Dans le monde du froid, l’Antarctique a lui aussi étonné les scientifiques. L’étendue de la glace de mer autour de ce continent a atteint un minimum historique en février, avec une surface de seulement 1,79 million de km². Puis, à la période où l’étendue atteint d’habitude son maximum, en septembre, il manquait environ 1,5 million de kilomètres carrés par rapport à la norme. C’est un million de km² de moins que le précédent record, établi en 1986. L’équivalent de la taille de la France et de l’Allemagne réunies. Une mauvaise nouvelle car quand elle est réduite, cette banquise blanche réfléchit moins les rayons du soleil et l’océan se réchauffe davantage.
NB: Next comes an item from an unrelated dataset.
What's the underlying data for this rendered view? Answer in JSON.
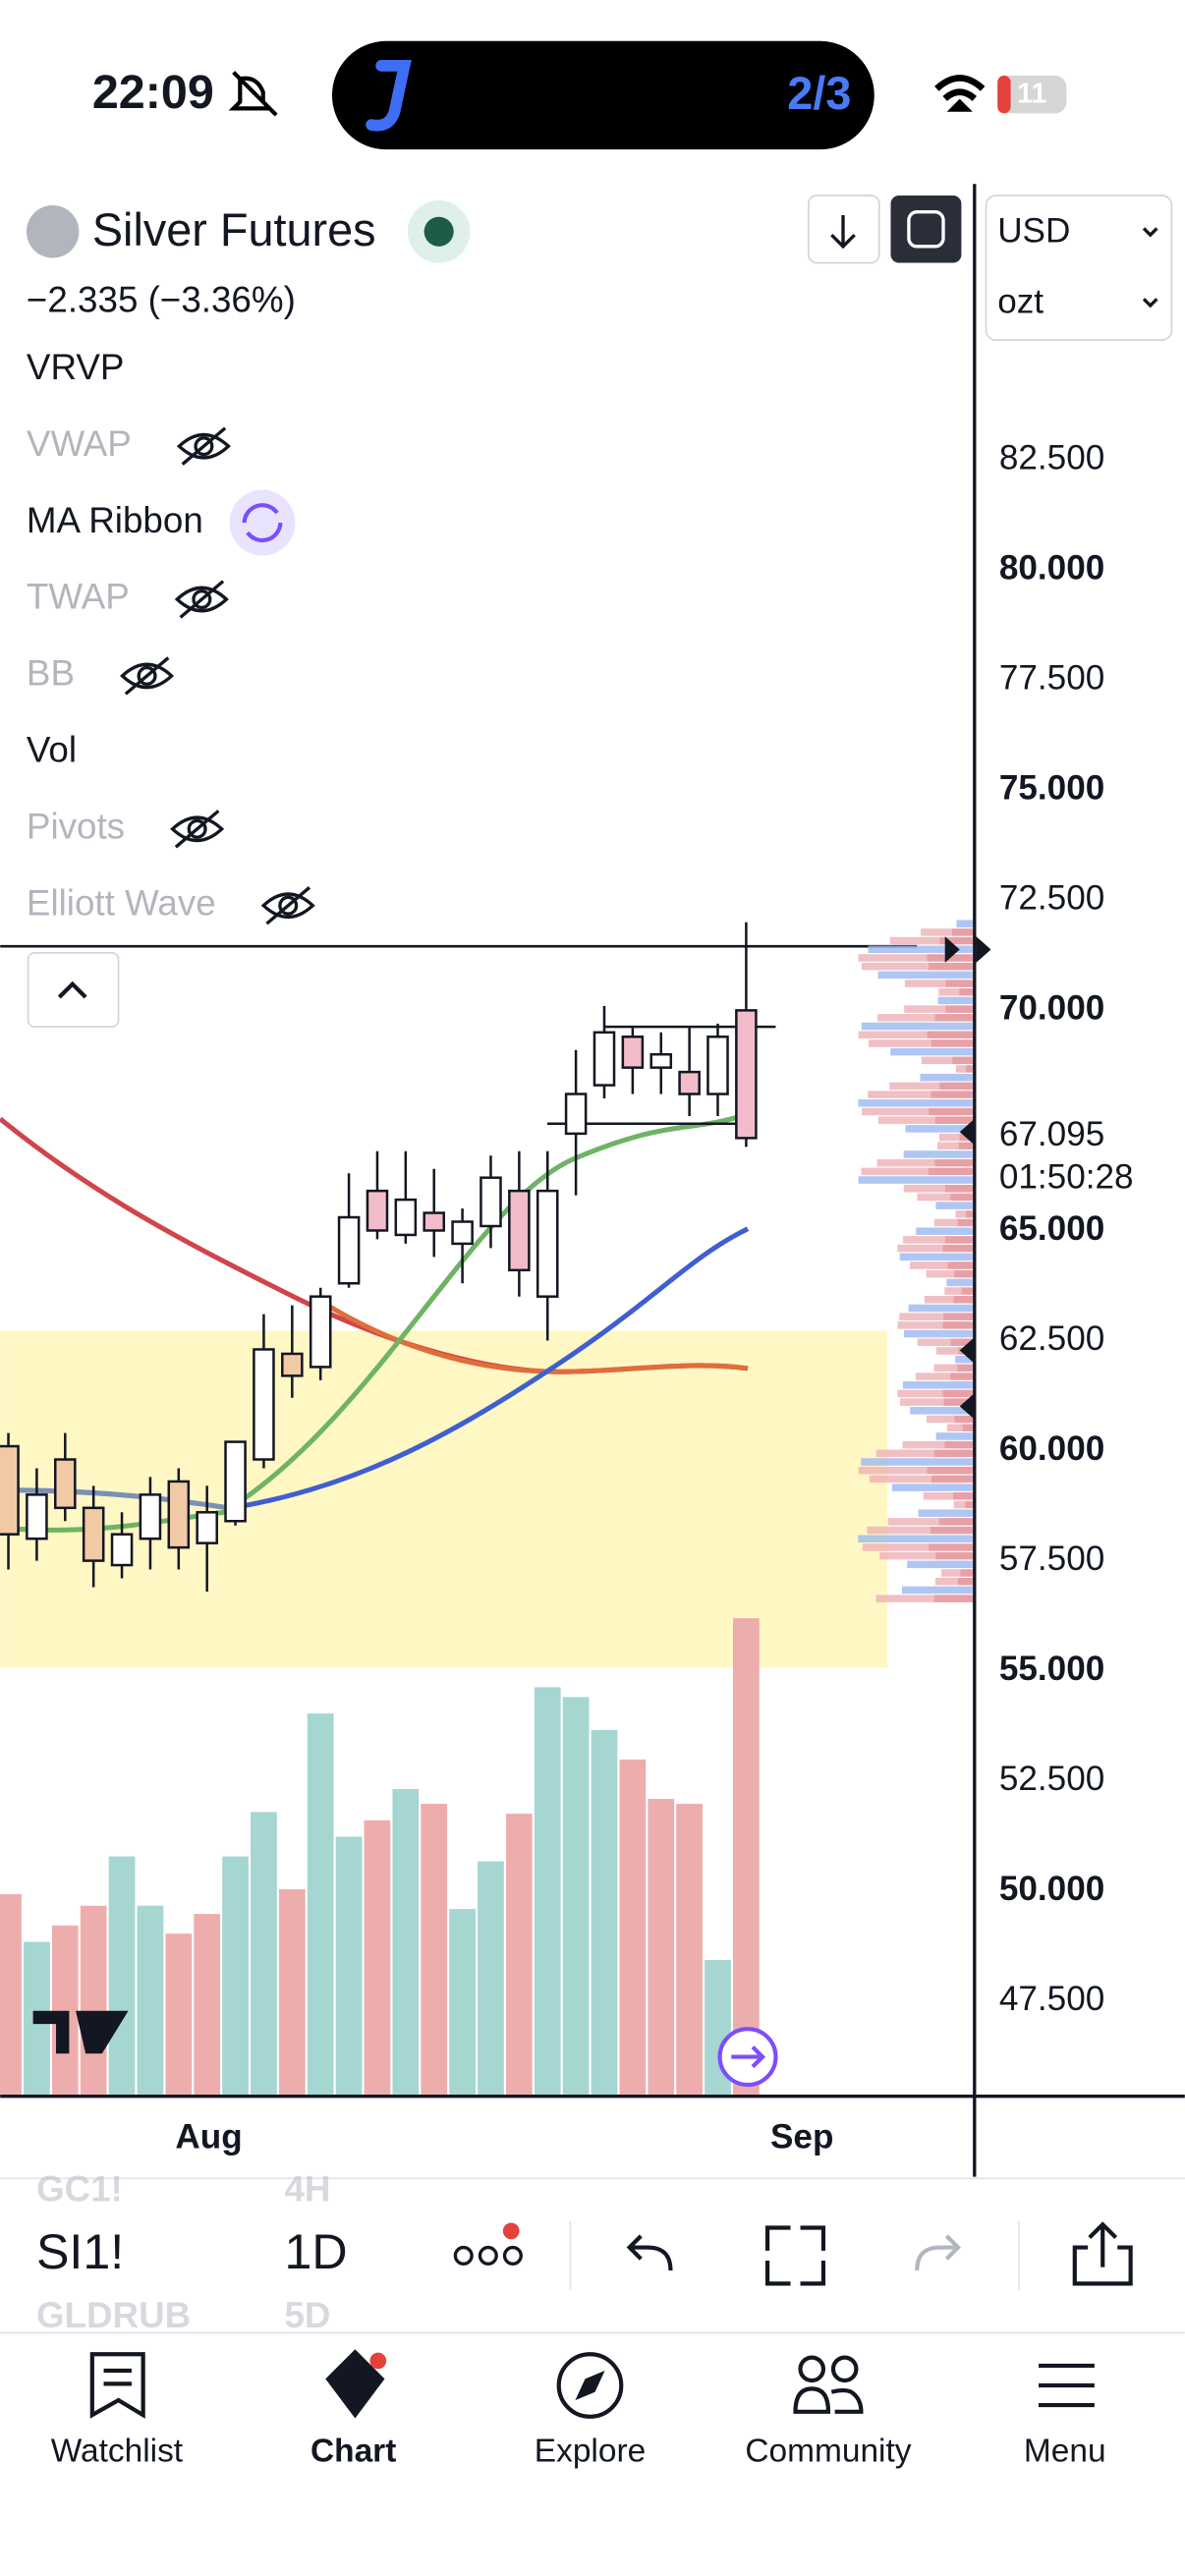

Elle joue aussi un rôle de barrière pour que les énormes glaciers posés sur le continent Antarctique ne s’écoulent pas trop vite jusque dans la mer.

La difficulté à former de la glace de mer est en partie la conséquence d’une température de l’eau totalement en surchauffe en 2023. Le thermomètre moyen des océans a dépassé pour la première fois la barre des 21°C. Des vagues de chaleur marines ont sévi dans de grandes parties du globe. Elles sont dévastatrices pour la biodiversité et ont mené à des épisodes de blanchissement sévères pour les coraux. «En 2023, lors d’une journée moyenne, près d’un tiers de l’océan mondial a été frappé par une vague de chaleur marine, qui a porté atteinte à des écosystèmes vitaux et à des systèmes alimentaires», a calculé l’OMM.

Une partie de l’explication tient au phénomène El Niño, qui réchauffe les eaux du Pacifique tous les cinq à sept ans. Au final, plus de 90 % de l’océan a connu des conditions de canicule à un moment ou à un autre de l’année. Y compris dans des zones qui ne sont pas d’ordinaire affectées par El Niño, et où d’autres pistes d’explications «sont encore à l’étude», précise l’OMM. C’est le cas pour l’Atlantique nord, dont les vagues de chaleur ont été «persistantes et largement répandues», du printemps jusqu’à la fin de l’année, avec des anomalies de température jusqu’à +3 degrés. La Méditerranée a elle aussi été «inhabituellement chaude par rapport à la période de référence» et a subi des canicules marines «fortes et sévères pour la douzième année consécutive».

L’année qui s’annonce pourrait être tout aussi chaotique. «Il y a une probabilité élevée que 2024 batte à nouveau le record de 2023», a fait savoir Omar Baddour de l’OMM, lors de la conférence de presse de présentation du rapport. L’OMM avait déjà prévenu de cette possibilité en janvier. «Nous ne pouvons pas nous permettre d’attendre plus longtemps, avait alors déclaré Celeste Saulo. Nous agissons déjà, mais nous devons faire davantage et nous devons le faire rapidement. Nous devons réduire drastiquement les émissions de gaz à effet de serre et accélérer la transition vers les sources d’énergie renouvelables.»

Actualisé à 15 h 05 avec les déclarations d’António Guterres et celles de la conférence de presse sur 2024.